The Dells, Both Company & CEO, Pay the Piper

Dell said Thursday that it would pay $100 million to settle with the SEC over its accounting sins in 2001-2006. CEO Michael Dell will pay a separate $4 million for not talking straight about Intel.

The AP remarks that the fine isn’t that large but “the decision to charge a sitting chief executive of a major company and reach a seven-figure settlement with him is rare.”

The director of the SEC’s Enforcement Division Robert Khuzami issued a statement saying, “Accuracy and completeness are the touchstones of public company disclosure under the federal securities laws. Michael Dell and other senior Dell executives fell short of that standard repeatedly over many years, and today they are held accountable.”

The deal includes the payment of a $4 million civil penalty by former Dell CEO Kevin Rollins and a $3 million penalty by former CFO James Schneider as well as $83,096 in restitution and $38,640 in interest. Former regional VP of finance Nicholas Dunning will pay a $50,000 penalty.

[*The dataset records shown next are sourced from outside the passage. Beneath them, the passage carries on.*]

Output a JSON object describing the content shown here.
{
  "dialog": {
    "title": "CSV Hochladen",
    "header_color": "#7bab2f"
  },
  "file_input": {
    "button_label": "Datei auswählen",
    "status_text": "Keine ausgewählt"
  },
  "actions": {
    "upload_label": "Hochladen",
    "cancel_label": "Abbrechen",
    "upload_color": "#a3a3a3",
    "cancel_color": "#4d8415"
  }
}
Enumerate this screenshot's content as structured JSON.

Nobody of course admits to being guilty of anything. There is however a permanent injunction forbidding Dell to fiddle any more and it has to hire an independent consultant to spiff up its “disclosure processes, practices and controls.” Michael Dell has also been enjoined against repeats.

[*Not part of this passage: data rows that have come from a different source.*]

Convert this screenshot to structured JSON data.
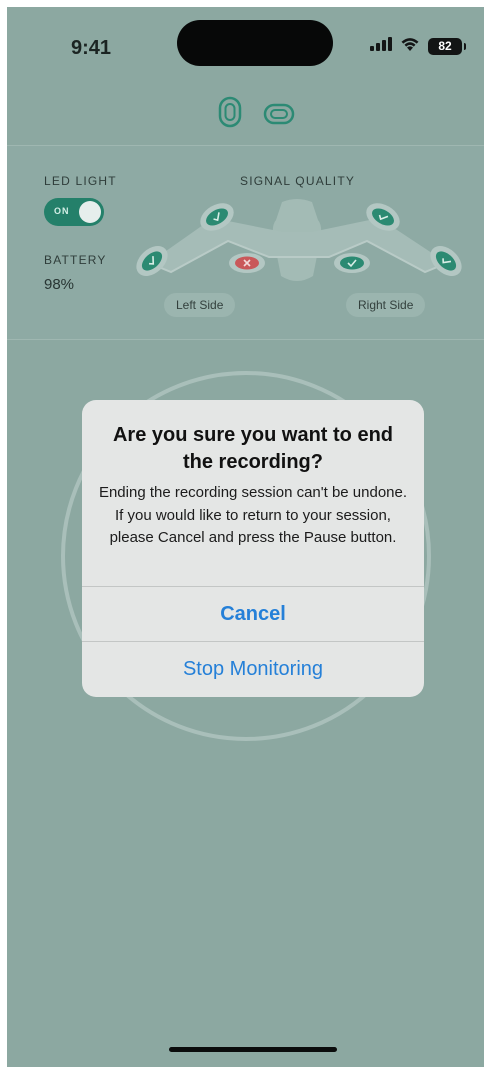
{
  "status_bar": {
    "time": "9:41",
    "battery_level": "82",
    "icons": [
      "signal-icon",
      "wifi-icon",
      "battery-icon"
    ]
  },
  "device_icons": [
    "earbud-vertical-icon",
    "earbud-horizontal-icon"
  ],
  "panel": {
    "led_label": "LED LIGHT",
    "led_toggle_label": "ON",
    "led_on": true,
    "battery_label": "BATTERY",
    "battery_value": "98%",
    "signal_label": "SIGNAL QUALITY",
    "left_side_label": "Left Side",
    "right_side_label": "Right Side",
    "sensors": [
      {
        "side": "left",
        "status": "ok"
      },
      {
        "side": "left",
        "status": "ok"
      },
      {
        "side": "left",
        "status": "error"
      },
      {
        "side": "right",
        "status": "ok"
      },
      {
        "side": "right",
        "status": "ok"
      },
      {
        "side": "right",
        "status": "ok"
      }
    ]
  },
  "dialog": {
    "title": "Are you sure you want to end the recording?",
    "message": "Ending the recording session can't be undone. If you would like to return to your session, please Cancel and press the Pause button.",
    "cancel_label": "Cancel",
    "stop_label": "Stop Monitoring"
  },
  "colors": {
    "background": "#8ca8a1",
    "accent_green": "#24806a",
    "error_red": "#c9585a",
    "dialog_bg": "#e4e6e5",
    "ios_blue": "#2580d8"
  }
}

Dell employees jigged its numbers to meet expectations. In 2007 Dell restated four years worth of financial reports indicating that revenues had been overstated by $359 million and earnings by $92 million. The company also caught flak over the payments from Intel that it treated as revenue.

The SEC said Dell never explained how payments from Intel from 2002-2006 in exchange for not using AMD chips inflated its numbers and let it meet its earnings targets or how when the payments were cut when it finally started using AMD chips it never explained why its numbers dropped.

In the glory days Dell even asked Intel for bigger payments to make the quarter. By the time, it put AMD in its line Dell was getting 76% of its operating income from Intel.

The upticks that the Intel payments created were explained away as being due to cost-cutting, declining component costs or execution.

The company established a $100 million reserve last month.